Investing.com -- U.S. stock markets opened higher on Friday, lifted by a much stronger-than-expected report for retail sales in September that reassured market participants that consumer spending, the motor of the economy, is still holding up despite sustained high levels of layoffs and unemployment.

By 9:40 AM ET (1340 GMT), the Dow Jones Industrial Average was up 160 points, or 0.6%, at 28,654 points. The S&P 500 was up 0.4% and the Nasdaq Composite was up 0.6%.

Earlier, the Commerce Department said that core retail rales rose by 1.5% in September from August, three times the 0.5% increase forecast ahead of time. The numbers outweighed a less positive update from U.S. factories industrial production fell by 0.6% in the month, rather than the 0.5% increase expected. While much of that was due to a bigger-than-usual drop in utility output of power as summer demand for air-conditioning tapered off, capacity utilization and manufacturing output also dropped.

However, analysts at ING noted that the retail sales numbers, too, may have been distorted, in as much as August's numbers didn't have the usual 'back to school' surge in clothing and department store expenditures. The pandemic this year has disrupted the seasonal patterns behind many high-frequency economic indicators, closing down factories that would normally be open and forcing consumers to change the way they spend  their money and when they spend it.

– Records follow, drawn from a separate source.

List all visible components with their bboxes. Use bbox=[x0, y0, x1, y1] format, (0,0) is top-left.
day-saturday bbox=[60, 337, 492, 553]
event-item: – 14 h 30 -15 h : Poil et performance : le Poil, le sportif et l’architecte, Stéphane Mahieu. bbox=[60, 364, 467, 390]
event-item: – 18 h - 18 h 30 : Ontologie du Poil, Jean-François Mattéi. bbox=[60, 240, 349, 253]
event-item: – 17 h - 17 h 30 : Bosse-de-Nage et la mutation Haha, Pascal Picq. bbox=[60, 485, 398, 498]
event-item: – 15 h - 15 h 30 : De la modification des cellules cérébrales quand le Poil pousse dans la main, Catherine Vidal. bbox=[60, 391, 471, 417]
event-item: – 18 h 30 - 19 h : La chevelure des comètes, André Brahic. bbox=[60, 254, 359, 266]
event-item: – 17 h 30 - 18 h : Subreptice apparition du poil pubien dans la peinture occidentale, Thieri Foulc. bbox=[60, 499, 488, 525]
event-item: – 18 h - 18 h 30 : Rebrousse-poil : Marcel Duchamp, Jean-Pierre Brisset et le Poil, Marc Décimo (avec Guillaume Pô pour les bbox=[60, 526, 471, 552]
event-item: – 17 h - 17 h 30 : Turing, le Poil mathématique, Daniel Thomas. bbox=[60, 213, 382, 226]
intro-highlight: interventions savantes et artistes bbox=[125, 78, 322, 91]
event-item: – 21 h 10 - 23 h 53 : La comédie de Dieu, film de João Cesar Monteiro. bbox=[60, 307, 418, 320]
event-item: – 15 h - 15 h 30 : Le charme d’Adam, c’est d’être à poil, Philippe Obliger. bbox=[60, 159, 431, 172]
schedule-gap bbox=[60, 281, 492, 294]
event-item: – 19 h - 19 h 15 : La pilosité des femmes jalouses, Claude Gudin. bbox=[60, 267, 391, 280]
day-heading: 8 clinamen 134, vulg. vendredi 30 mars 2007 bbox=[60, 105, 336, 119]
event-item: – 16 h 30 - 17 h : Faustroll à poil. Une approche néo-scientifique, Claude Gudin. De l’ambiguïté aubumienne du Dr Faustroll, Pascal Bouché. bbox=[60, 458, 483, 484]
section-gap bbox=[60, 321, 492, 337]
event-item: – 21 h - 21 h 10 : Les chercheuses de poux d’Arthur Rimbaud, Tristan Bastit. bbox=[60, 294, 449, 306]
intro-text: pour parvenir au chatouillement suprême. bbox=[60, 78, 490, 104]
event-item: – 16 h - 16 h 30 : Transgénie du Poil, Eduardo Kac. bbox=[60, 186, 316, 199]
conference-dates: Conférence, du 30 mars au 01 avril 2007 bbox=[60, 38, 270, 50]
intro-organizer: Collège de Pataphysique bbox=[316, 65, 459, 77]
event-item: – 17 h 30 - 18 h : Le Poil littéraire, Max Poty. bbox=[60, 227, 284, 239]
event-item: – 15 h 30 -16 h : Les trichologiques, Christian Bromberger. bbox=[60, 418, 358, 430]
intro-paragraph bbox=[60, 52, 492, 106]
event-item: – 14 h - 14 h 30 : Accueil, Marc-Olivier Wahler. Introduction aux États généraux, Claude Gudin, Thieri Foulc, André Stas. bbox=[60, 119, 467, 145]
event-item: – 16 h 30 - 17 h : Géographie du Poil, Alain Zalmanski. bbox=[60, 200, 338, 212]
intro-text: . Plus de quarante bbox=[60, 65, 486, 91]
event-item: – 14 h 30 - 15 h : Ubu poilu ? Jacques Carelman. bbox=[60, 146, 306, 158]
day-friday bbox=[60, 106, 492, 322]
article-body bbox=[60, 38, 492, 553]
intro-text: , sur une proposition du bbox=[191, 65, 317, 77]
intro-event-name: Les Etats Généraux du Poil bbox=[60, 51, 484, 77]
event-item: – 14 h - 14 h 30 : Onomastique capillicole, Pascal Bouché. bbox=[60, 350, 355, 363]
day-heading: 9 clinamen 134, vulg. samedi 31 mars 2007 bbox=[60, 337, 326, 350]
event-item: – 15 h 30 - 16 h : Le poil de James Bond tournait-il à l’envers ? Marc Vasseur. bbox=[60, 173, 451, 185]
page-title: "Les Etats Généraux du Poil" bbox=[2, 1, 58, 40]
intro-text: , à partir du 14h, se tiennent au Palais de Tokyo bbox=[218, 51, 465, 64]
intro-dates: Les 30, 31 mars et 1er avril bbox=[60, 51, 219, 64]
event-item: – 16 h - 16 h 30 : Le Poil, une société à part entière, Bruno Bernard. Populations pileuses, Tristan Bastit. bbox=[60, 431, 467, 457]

"There is clearly momentum behind spending," ING's chief international economist James Knightley said in a note to clients, with a nod to the sustained strength of personal income thanks to extensive government support for the newly-unemployed. "However," he added, "uncertainty about Covid-19, particularly the fear that European-style containment measures could eventually return to parts of the US, may mean fewer upside surprises in coming months."

Bank stocks remained under pressure at the end of a week when all the big lenders reported figures that showed significant pressure on their earnings from the collapse in U.S. interest rates.  JPMorgan (NYSE:JPM), Citigroup (NYSE:C), Wells Fargo (NYSE:WFC) and Bank of America (NYSE:BAC) all fell by between 0.5% and 1%. 

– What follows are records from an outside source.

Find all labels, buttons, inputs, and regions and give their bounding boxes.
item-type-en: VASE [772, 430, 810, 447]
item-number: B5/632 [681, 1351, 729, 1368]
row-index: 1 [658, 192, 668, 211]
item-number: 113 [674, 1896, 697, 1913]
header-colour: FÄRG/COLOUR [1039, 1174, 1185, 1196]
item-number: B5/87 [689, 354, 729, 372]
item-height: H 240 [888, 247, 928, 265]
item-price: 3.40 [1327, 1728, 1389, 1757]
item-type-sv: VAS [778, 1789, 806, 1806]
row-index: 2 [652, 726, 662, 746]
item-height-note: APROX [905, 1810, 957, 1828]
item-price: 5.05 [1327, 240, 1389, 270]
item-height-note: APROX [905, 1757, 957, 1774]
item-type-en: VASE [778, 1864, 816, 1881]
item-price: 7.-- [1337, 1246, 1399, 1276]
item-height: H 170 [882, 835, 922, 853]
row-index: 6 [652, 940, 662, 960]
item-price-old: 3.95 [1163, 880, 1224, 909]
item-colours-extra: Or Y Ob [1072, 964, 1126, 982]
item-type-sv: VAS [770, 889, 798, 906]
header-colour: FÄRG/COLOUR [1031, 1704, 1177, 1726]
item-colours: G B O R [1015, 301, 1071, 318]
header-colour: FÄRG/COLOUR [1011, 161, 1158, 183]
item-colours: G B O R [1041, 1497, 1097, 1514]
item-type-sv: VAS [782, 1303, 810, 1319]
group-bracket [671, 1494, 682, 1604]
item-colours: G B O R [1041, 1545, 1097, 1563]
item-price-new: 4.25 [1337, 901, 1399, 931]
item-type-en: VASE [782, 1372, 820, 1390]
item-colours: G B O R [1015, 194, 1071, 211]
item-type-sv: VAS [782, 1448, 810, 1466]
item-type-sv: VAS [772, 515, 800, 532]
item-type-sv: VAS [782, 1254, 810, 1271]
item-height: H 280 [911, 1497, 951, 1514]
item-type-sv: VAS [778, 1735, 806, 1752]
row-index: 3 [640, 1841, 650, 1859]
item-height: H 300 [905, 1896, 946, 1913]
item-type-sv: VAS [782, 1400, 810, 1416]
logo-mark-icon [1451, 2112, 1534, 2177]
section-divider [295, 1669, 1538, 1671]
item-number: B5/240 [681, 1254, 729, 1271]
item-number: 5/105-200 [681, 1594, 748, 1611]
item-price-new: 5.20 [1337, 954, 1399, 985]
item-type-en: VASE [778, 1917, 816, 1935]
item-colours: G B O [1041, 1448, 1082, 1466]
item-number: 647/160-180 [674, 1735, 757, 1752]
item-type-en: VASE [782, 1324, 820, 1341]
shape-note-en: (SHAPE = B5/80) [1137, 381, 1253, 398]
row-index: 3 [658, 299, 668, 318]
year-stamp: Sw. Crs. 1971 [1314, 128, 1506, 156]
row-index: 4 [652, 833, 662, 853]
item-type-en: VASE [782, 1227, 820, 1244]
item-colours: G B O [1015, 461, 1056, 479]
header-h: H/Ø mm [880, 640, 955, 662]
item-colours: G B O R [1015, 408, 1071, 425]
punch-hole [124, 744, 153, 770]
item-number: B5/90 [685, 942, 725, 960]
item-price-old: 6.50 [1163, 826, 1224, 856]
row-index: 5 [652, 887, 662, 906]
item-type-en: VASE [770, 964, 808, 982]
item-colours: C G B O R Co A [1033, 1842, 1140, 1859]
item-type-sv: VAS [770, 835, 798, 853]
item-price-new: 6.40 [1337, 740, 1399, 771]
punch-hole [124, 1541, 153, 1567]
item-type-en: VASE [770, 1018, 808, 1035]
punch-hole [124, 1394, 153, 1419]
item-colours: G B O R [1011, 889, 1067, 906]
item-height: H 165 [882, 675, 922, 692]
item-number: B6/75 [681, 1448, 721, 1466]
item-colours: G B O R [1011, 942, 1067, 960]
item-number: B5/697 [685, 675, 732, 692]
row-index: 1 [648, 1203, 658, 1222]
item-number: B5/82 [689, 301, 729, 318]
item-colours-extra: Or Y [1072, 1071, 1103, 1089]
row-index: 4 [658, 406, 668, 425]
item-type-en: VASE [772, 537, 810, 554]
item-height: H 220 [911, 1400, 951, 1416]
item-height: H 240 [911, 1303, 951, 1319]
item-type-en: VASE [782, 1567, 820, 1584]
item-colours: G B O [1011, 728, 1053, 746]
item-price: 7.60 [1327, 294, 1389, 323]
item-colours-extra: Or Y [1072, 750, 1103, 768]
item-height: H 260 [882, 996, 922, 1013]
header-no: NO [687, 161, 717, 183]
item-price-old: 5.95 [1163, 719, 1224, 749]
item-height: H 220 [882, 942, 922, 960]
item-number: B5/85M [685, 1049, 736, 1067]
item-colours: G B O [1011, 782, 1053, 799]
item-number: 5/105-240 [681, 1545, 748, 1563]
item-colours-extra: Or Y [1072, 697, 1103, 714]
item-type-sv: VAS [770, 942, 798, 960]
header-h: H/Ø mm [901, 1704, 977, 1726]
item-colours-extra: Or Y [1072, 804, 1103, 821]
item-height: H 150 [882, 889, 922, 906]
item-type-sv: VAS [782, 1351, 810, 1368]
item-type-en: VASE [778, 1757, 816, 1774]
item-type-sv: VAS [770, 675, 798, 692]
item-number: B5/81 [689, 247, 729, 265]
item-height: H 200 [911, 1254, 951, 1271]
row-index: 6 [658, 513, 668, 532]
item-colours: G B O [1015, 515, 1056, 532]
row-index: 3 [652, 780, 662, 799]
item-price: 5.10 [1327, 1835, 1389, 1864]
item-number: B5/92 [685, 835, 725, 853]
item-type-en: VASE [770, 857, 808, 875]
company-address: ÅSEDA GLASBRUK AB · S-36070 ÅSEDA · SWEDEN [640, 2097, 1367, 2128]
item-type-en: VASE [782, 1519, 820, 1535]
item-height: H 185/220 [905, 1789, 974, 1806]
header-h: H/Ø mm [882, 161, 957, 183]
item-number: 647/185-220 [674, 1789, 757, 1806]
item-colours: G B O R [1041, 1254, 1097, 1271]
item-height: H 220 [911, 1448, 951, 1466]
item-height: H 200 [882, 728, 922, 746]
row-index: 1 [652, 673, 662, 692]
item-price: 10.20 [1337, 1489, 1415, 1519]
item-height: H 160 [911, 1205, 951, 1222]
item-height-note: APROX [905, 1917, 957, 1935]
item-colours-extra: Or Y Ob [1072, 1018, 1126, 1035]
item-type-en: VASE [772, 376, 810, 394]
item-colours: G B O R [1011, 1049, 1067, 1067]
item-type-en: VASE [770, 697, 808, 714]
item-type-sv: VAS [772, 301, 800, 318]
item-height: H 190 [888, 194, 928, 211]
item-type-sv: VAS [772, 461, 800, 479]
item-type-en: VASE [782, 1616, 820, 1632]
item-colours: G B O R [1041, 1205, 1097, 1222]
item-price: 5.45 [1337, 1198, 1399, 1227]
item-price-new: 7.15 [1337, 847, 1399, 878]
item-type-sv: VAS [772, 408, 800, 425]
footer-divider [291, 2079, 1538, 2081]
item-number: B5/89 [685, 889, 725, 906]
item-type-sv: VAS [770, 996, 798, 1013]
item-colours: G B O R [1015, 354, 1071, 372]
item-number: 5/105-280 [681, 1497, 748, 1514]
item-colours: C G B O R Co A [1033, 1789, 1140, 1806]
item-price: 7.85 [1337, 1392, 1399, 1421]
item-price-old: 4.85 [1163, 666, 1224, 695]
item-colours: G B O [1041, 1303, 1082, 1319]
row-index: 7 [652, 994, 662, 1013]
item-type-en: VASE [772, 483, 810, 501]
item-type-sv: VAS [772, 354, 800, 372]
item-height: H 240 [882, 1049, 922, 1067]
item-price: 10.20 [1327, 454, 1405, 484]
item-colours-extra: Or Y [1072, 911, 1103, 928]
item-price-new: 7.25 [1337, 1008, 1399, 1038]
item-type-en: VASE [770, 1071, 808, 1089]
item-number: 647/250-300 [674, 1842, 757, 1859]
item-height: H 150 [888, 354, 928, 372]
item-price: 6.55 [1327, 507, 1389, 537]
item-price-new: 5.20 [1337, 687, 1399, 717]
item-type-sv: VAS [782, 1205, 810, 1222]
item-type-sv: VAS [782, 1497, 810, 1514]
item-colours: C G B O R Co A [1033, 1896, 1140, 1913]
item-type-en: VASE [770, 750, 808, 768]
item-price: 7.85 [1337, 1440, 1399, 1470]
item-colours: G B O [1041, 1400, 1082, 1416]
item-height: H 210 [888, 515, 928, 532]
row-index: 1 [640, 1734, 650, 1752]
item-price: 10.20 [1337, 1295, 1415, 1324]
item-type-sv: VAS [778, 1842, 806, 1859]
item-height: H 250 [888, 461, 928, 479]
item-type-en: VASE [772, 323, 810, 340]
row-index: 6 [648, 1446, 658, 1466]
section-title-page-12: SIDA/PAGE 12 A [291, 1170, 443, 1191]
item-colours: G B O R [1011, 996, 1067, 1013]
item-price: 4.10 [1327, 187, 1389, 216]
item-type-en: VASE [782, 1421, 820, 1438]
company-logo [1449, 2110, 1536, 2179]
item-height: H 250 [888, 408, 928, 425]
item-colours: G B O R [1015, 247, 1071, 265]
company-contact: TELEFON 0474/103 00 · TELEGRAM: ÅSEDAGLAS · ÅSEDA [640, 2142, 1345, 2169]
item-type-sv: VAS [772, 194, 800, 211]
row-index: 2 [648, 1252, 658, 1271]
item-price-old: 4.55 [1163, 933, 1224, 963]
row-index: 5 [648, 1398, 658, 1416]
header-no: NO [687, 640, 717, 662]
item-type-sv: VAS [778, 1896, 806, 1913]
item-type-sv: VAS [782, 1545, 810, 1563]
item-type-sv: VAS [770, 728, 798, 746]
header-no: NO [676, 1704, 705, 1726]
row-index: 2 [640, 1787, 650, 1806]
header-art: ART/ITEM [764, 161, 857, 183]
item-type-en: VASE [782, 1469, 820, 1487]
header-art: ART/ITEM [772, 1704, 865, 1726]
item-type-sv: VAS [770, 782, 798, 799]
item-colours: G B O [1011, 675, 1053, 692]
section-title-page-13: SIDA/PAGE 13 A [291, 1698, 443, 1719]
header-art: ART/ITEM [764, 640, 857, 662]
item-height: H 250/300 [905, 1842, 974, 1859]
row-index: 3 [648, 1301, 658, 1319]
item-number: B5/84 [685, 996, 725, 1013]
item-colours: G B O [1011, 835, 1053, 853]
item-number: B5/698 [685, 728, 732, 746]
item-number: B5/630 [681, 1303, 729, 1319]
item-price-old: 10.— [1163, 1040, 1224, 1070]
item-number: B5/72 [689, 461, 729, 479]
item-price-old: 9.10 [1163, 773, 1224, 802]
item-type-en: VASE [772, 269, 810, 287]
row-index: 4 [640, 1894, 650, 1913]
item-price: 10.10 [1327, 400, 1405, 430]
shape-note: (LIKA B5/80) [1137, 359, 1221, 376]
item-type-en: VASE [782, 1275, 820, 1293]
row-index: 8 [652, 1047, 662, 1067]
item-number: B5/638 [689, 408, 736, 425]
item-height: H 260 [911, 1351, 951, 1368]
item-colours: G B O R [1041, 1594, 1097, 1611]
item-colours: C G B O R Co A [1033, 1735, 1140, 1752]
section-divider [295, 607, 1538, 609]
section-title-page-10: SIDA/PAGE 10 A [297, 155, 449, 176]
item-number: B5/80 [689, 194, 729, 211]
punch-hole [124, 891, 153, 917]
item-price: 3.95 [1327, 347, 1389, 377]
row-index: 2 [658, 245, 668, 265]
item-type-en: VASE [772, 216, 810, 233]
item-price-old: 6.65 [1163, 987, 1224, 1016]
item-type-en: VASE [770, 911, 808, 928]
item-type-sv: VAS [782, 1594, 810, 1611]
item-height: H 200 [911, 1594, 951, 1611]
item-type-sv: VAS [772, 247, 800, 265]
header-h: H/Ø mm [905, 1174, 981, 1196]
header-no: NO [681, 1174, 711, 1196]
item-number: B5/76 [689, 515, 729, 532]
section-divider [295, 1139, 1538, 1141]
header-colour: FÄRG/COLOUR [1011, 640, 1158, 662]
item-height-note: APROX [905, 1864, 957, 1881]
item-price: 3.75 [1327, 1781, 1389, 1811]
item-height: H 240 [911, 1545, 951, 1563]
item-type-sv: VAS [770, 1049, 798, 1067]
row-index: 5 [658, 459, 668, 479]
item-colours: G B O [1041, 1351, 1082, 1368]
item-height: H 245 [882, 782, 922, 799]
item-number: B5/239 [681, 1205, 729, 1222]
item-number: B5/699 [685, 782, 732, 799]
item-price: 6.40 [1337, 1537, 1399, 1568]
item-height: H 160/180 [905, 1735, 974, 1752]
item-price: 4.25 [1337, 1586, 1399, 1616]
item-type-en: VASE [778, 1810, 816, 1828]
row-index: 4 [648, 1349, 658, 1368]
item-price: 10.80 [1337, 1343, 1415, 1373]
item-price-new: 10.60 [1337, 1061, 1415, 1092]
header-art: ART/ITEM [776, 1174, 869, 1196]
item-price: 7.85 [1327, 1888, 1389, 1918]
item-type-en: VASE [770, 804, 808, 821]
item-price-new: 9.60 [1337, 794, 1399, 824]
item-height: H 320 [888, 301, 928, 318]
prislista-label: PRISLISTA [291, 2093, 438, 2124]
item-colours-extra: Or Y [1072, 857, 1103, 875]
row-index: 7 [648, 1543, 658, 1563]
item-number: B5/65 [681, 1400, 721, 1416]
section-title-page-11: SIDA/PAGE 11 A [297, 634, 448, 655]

More positively, Hertz Global  (NYSE:HTZ) stock more than doubled after the bankrupt car rental company said it had agreed $1.7 billion in debtor-in-possession funding that could pave the way for it to leave Chapter 11. Meanwhile, Navistar (NYSE:NAV) stock rose over 20% on reports that Volkswagen (DE:VOWG_p)'s truck unit Traton is close to completing the buyout of minority shareholders .

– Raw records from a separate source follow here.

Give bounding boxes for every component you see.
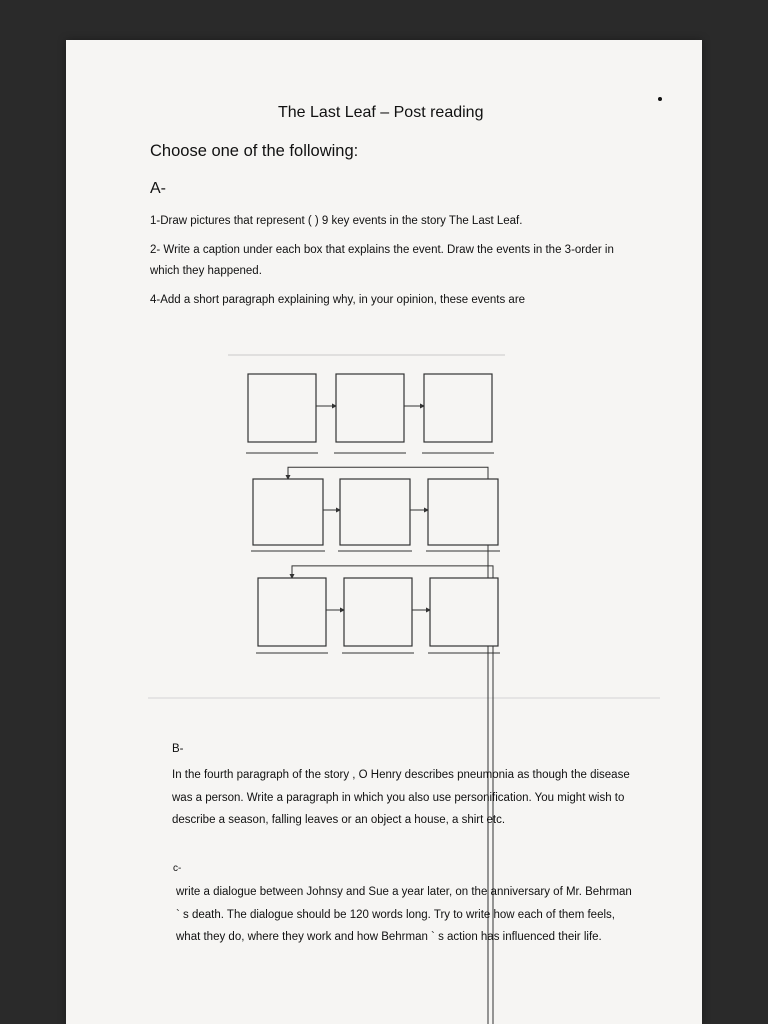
- section-b-text: In the fourth paragraph of the story , O Henry describes pneumonia as though the disease was a person. Write a paragraph in which you also use personification. You might wish to describe a season, falling leaves or an object a house, a shirt etc.: [172, 769, 630, 826]
- event-box-9: [430, 578, 498, 646]
- event-box-8: [344, 578, 412, 646]
- event-box-7: [258, 578, 326, 646]
- section-c-label: c-: [173, 863, 182, 874]
- section-b-label: B-: [172, 743, 184, 755]
- instruction-4: 4-Add a short paragraph explaining why, in your opinion, these events are: [150, 294, 526, 306]
- event-box-6: [428, 479, 498, 545]
- page-title: The Last Leaf – Post reading: [278, 104, 484, 121]
- section-a-label: A-: [150, 180, 166, 197]
- choose-prompt: Choose one of the following:: [150, 142, 359, 160]
- instruction-1: 1-Draw pictures that represent ( ) 9 key events in the story The Last Leaf.: [150, 215, 523, 227]
- event-box-2: [336, 374, 404, 442]
- event-box-3: [424, 374, 492, 442]
- event-box-4: [253, 479, 323, 545]
- event-box-5: [340, 479, 410, 545]
- instruction-2: 2- Write a caption under each box that explains the event. Draw the events in the 3-order in which they happened.: [150, 244, 614, 277]
- event-box-1: [248, 374, 316, 442]
- section-c-text: write a dialogue between Johnsy and Sue a year later, on the anniversary of Mr. Behrman ` s death. The dialogue should be 120 words long. Try to write how each of them feels, what they do, where they work and how Behrman ` s action has influenced their life.: [176, 886, 632, 943]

Pfizer  (NYSE:PFE) stock rose 2.2% after the pharma giant said it expects to apply for emergency use authorization for its experimental Covid-19 drug in the third week of November. Shares in its project partner Biontech (NASDAQ:BNTX), which are usually more sensitive to such news, rose 2.9% to a two-month high. The Pfizer/Biontech drug is one of the few big hopes for a Covid-19 treatment that hasn't yet run into trouble during its clinical trials. Eli Lilly (NYSE:LLY) and Johnson & Johnson both had to suspend their trials this week after unexplained illnesses among study participants.